Chewy Oatmeal Crispies, 2 ways
By Foodiewife
I found this recipe, many years ago, in a Country Cooking published cookbook. It's one of my favorite cookies. I recently saw that The Pioneer Woman has posted this cookie recipe, so that endorses how good these are. I've made several variations of this. It's truly the very best oatmeal cookie recipe I've ever made-- I think it's a subtle addition of cinnamon and nutmeg that gives this cookie a special "mmmmmm" To see how I make these, and some tips, please see my food blog at: http://foodiewife-kitchen.blogspot.com/2010/02/oatmeal-crispies-two-ways-or-any-way.html
Ingredients
- NOTE:
- 1 cup shortening**
- 1 cup sugar
- 1 cup brown sugar
- 2 eggs
- 1 teaspoon vanilla extract
- 3 cups quick-cooking oats
- 1 1/2 cups all-purpose flour
- 1 teaspoon salt
- 1 teaspoon baking soda
- 1/4 teaspoon ground nutmeg
- 1/4 teaspoon ground cinnamon
- I prefer to use half butter and half shortening. All butter makes the cookies burn on the edges and you don't get the right texture.
Details
Servings 4
Preparation time 10mins
Cooking time 22mins
Adapted from foodiewife-kitchen.blogspot.com
Preparation
Step 1
In a mixing bow, cream shortening and sugars.
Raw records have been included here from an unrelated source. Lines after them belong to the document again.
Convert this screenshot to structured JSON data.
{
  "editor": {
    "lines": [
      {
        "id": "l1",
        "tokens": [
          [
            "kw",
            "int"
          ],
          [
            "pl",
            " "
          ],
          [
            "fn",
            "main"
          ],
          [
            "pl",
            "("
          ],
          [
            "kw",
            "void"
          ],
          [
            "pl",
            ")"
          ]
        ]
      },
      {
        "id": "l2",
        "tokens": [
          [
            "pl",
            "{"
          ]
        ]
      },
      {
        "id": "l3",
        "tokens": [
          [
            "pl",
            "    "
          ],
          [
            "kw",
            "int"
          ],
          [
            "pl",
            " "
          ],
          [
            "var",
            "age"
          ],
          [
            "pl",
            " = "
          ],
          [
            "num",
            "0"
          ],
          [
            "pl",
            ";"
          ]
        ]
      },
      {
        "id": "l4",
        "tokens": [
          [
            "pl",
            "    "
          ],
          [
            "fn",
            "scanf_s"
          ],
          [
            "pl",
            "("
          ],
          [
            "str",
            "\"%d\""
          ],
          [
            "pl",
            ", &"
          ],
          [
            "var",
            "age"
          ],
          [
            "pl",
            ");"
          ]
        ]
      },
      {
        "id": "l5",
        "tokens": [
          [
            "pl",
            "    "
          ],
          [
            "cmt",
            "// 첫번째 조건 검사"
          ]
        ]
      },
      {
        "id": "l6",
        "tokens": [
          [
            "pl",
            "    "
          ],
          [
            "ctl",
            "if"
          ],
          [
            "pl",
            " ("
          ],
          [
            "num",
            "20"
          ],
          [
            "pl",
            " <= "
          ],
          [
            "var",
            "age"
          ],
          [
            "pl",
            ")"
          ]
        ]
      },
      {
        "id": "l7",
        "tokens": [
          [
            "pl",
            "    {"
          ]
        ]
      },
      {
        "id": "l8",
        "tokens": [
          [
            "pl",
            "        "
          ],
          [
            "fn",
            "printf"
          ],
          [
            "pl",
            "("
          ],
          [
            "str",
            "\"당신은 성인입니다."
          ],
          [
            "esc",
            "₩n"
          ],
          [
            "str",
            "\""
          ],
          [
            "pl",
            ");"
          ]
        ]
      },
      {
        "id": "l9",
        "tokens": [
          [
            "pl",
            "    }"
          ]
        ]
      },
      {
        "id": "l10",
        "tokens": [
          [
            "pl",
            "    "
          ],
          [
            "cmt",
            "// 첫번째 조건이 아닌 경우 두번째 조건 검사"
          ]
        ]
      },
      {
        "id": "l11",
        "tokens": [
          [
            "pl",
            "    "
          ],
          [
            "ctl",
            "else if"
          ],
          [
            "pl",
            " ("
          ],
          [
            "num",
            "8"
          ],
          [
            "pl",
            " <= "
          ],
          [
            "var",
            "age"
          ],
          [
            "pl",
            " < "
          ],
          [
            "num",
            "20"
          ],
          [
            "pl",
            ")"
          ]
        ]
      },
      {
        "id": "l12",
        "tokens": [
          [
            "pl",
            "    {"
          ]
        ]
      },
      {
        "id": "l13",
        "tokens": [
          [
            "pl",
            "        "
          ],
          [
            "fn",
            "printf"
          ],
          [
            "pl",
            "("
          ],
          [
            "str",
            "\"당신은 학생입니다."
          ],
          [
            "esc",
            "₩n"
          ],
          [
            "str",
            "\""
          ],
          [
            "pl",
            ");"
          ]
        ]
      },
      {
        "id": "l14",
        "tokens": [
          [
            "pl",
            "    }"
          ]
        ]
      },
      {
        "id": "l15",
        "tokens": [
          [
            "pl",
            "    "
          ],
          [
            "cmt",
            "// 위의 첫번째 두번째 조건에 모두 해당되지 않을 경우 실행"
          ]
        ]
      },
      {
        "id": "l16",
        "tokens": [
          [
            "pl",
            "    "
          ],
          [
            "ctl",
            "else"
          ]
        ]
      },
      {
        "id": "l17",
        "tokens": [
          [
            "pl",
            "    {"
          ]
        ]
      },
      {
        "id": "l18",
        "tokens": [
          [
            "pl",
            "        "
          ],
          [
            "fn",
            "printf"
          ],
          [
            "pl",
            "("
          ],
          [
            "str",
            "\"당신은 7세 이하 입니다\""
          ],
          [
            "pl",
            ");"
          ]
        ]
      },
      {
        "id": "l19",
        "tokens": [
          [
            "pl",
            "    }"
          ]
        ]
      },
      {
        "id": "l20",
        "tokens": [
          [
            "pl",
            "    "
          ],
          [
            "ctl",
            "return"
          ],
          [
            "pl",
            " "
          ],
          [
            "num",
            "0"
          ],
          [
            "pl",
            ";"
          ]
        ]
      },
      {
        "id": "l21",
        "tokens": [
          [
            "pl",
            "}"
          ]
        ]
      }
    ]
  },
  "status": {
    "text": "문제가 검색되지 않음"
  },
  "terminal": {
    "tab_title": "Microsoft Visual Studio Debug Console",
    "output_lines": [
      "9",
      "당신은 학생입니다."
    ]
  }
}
Add eggs, one at a time, beating well after each addition.
Beat in vanilla.
Combine the remaining ingredients; gradually add to creamed mixture.
Drop by tablespoonfuls 2 inches apart onto ungreased baking sheets**.
**NOTE: I use a 2-inch scoop and parchment paper, which is much easier.
Flatten with a fork***.
***Note: If you cream the butter and sugar for at least 3 minutes, the batter will be so soft you won't need to flatten it.
Variations:
Add any or all of these: raisins, pecans or walnuts, chocolate or butterscotch chips and even coconut.
Bake at 350°F for 10 to 12 minutes or until lightly browned. Remove to wire racks to cool.